Version. v0.2 Date. June 11, 2026 (v0.1: June 9; Decisions 8–11 added June 10–11) Status. Discovery record. Session trajectory preserved for seed extraction and future reconstruction. Source session. Reevaluation of Ova design against the Kaspa Toccata release; production of v0.6 candidate requirements and amendment.


Purpose

This record preserves not just the decisions reached in this session but the path to them: the prior positions corrected, the alternatives considered and set aside, and the points where something new crystallized. It is the input material for the Ova candidate seed and a reconstruction aid for later review.

It is one session's trajectory. It does not restate the full Ova design — only what moved, and why.


Decision 1 — Implementation target: based ZK application, not vProgs

Prior position. The Phase Development Plan and the v1 Forge spec stated the implementation target as "Ova on Kaspa vProgs." Phase 3 was titled "Ova Implementation … on Kaspa vProgs."

Correction. vProgs is not in the Toccata release. Toccata delivers the standalone based-ZK-application model: off-chain execution, ordering inherited from Layer 1, compact proofs verified on-chain. Full vProgs (synchronous composability) is a later roadmap stage, signposted around 2027.

Why the new position is not a compromise. Ova never needed synchronous composability. Tessera consumes Ova at the application layer, in Tessera's own codebase — not through cross-contract calls. The based model also strengthens the security argument: individual hops and decoy rejections happen inside privately proven state, so Layer 1 sees commitments and proofs, not per-hop activity.

Crystallization. Waiting for vProgs would cost roughly a year and buy nothing Ova needs. The based-app model is a better fit, available now on testnet 12. This became candidate requirement CR-06 and the v0.6 Scope amendment.

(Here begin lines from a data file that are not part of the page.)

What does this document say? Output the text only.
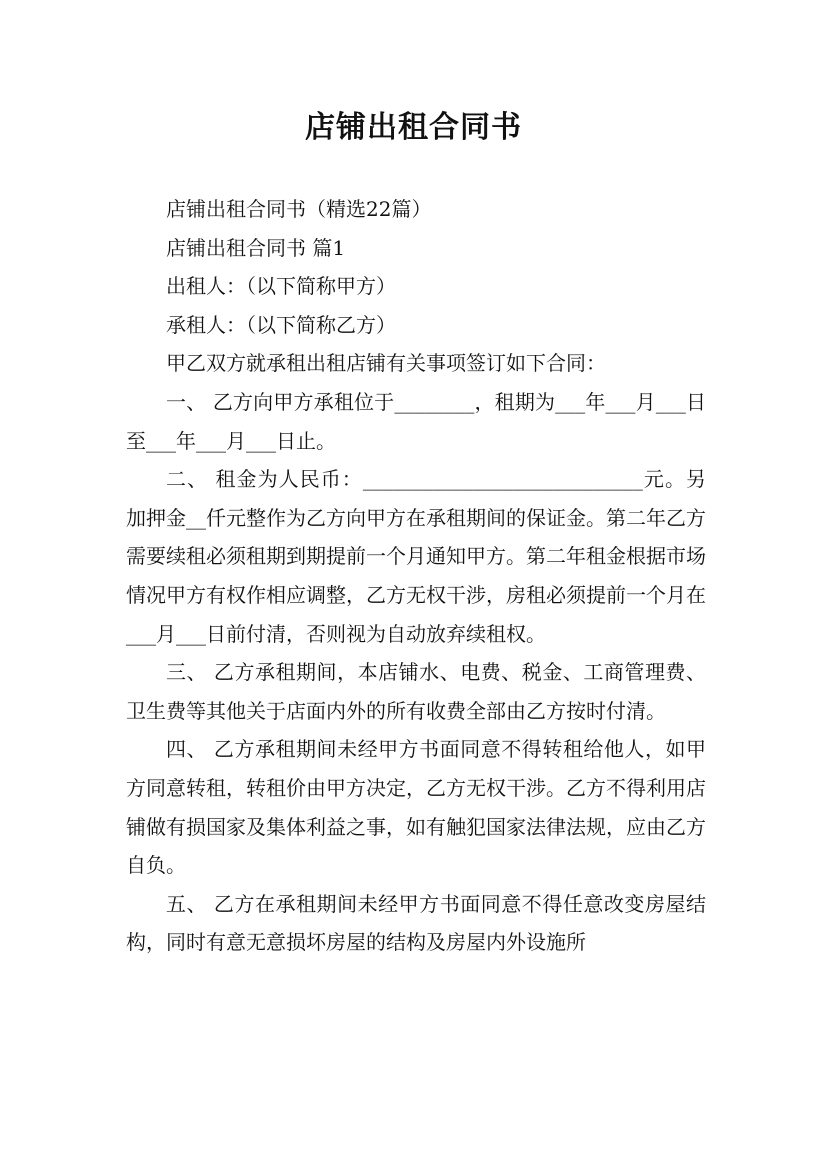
店铺出租合同书

店铺出租合同书（精选22篇）

店铺出租合同书 篇1

出租人：（以下简称甲方）

承租人：（以下简称乙方）

甲乙双方就承租出租店铺有关事项签订如下合同：

一、 乙方向甲方承租位于________，租期为___年___月___日至___年___月___日止。

二、 租金为人民币：____________________________元。另加押金__仟元整作为乙方向甲方在承租期间的保证金。第二年乙方需要续租必须租期到期提前一个月通知甲方。第二年租金根据市场情况甲方有权作相应调整，乙方无权干涉，房租必须提前一个月在___月___日前付清，否则视为自动放弃续租权。

三、 乙方承租期间，本店铺水、电费、税金、工商管理费、卫生费等其他关于店面内外的所有收费全部由乙方按时付清。

四、 乙方承租期间未经甲方书面同意不得转租给他人，如甲方同意转租，转租价由甲方决定，乙方无权干涉。乙方不得利用店铺做有损国家及集体利益之事，如有触犯国家法律法规，应由乙方自负。

五、 乙方在承租期间未经甲方书面同意不得任意改变房屋结构，同时有意无意损坏房屋的结构及房屋内外设施所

Decision 2 — Hard fork date corrected twice

Prior position. Work was planned around a May 5, 2026 mainnet activation, with Ova Forge work resuming mid-May.

Correction. The date moved from May 5 to a June 5–20 window, then to roughly June 30, 2026 (hardcoded in rusty-kaspa v2.0.0 at DAA score 474,165,565). The slips were to allow the sequencing commitment architecture to be finalized before circuits bind to it.

Consequence. "Resume mid-May" was built on a date that no longer holds. Prototyping does not need to wait for mainnet — testnet 12 already runs the full feature set including the STARK verifier — but hardening and economic benchmarking must wait for activation and final pricing.


Decision 3 — "ZK opcodes" is two verifiers, not one item

Prior position. The horizon tracked "ZK opcode activation" as a single pending dependency.

Correction. KIP-16 ships two verifiers with different consequences:

Crystallization. Because the STARK mainnet decision is outside our control, the spec must not bind to either system. This became CR-05: define an abstract proof interface; record the per-deployment choice with rationale. Practical plan: prototype on RISC Zero now; if STARK reaches mainnet, use it; if not, wrap STARK in a single fixed Groth16 circuit (one ceremony, once, for a wrapper that never changes).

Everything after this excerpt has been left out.